Friday, July 29, 2011

Day 19


What a difference a day can make. Yesterday I had the pleasure and privilege of going shooting with my friend Brigitte, one of my favorite mamas. She's also trying to re-claim photography into her life, having had a similar experience to mine (and of course to that many other creative women) wherein the essential generative work of mothering very young children crowds out so much else we used to enjoy with our higher minds: reading. Keeping up with current events. Showering.

So, we had a terrific time -- or at least I did, and Brigitte seemed to be enjoying herself too but was too busy framing images to keep exclaiming, "OMG this is so great! Isn't this fantastic?!" like I seemed unable keep myself from doing, oh every 90 seconds or so. We spent a couple of hours exploring a particularly apocalyptic corner of extreme southeastern Baltimore City known as Fairfield, where there are refineries and tank farms and even, as was strongly evident on the hot and aromatic breeze, a rendering plant. After an overcast day -- cloudy is fine with me, I took my Diana camera and flat light is usually best for what I like to do with toycamera pictures -- as the sun sank toward the horizon there was some really lovely, though often fugitive, evening light breaking from below the cloud cover. Light so nice it makes me want to break out the fancy adjectives: aureate. Pellucid. Then we went for sushi.

By the time shooting and dinner were done it was late and even though I was excited to review the iPhone shots I'd done I knew lacked the mental energy to edit my photos quickly or even well. But I've passed another pleasurable hour this morning looking through yesterday evening's take, and I'm really pretty happy with the one I settled on. Who knows why all four tires on a giant skid loader would have the word "freedom" scrawled on them...but I've recently been very intrigued with "found" language, words appearing in unlikely and unexpected places (as in, see day 9). Beyond the happy finding, though, I have been enjoying the serendipitous composition of this image: the way the slant shape of the loader's front end is mimicked by the fencepost beyond, and both in a kind of call-and-response visual tension with the frame edge.

All this was totally accidental -- I simply cannot frame that intentionally with the iPhone, because it moves as I press the shutter and the photo I get is seldom the photo I was meaning to make. Like Arbus said: "I never have taken a picture I've intended. They're always better, or worse."

(An aside about Arbus: Two days ago, July 26th, was the 40th anniversary of her suicide -- a day I quietly mark each year. Arbus has been an extremely important influence on my own work, of course aesthetically so but more in the bravery and forthrightness with which she approached making pictures. Her unflinching way of looking, which I have never found to be exploitative or denigrating: Arbus looked, because she wanted to see. Not to judge or look down on someone she approached as subject, but to build a bridge between. I often see great empathy in her work, though undeniably her own great alienation is powerfully within as well.)
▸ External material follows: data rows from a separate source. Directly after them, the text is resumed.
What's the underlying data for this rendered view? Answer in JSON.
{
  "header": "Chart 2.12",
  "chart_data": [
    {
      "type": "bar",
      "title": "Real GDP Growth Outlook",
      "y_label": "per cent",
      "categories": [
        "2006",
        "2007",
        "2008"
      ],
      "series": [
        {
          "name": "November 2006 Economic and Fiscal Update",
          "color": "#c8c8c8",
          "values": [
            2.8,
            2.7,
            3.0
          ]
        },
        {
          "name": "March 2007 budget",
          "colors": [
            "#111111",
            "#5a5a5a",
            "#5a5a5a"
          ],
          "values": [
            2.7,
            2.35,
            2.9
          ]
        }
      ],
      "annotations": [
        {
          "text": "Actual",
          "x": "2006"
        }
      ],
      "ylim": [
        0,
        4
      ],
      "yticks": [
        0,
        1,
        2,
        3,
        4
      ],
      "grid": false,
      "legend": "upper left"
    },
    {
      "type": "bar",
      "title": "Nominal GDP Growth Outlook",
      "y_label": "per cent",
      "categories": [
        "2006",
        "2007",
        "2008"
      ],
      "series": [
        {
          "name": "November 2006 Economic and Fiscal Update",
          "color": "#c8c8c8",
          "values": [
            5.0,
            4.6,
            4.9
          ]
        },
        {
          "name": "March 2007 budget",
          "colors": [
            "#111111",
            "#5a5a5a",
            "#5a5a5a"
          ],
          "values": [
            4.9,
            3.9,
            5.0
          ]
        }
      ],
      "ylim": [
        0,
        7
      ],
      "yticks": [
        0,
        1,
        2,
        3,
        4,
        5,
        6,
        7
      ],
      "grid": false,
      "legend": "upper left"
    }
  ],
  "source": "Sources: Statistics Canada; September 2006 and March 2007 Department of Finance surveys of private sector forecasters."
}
I think I've taken so seamlessly to shooting with the iPhone because, as I've mentioned before, it's so similar in process to shooting with plastic cameras -- the unpredictability. The utter lack of control. When I began shooting intensively with plastics I eventually began trying to control them -- trying to adjust the shutter springs to make reliably uniform exposures, taping the bodies to prevent light leaks, using filters. Then one day I happened to look at my highly modified camera and suddenly i just *got* it -- the whole point of using a toy camera is to GIVE UP control, not exert it. I peeled off all the tape and now just take the toys as they come, with all their quirks and foibles. I want predictability, I've got cameras that will do that in microcalibrated microdetail. I want surprise and the possibility of delight -- even with the equal risk of disaster -- then it's time for toys. Or, to a certain extent, the iPhone -- mine, anyway, seems to have a mind of its own. Make that an eye of its own.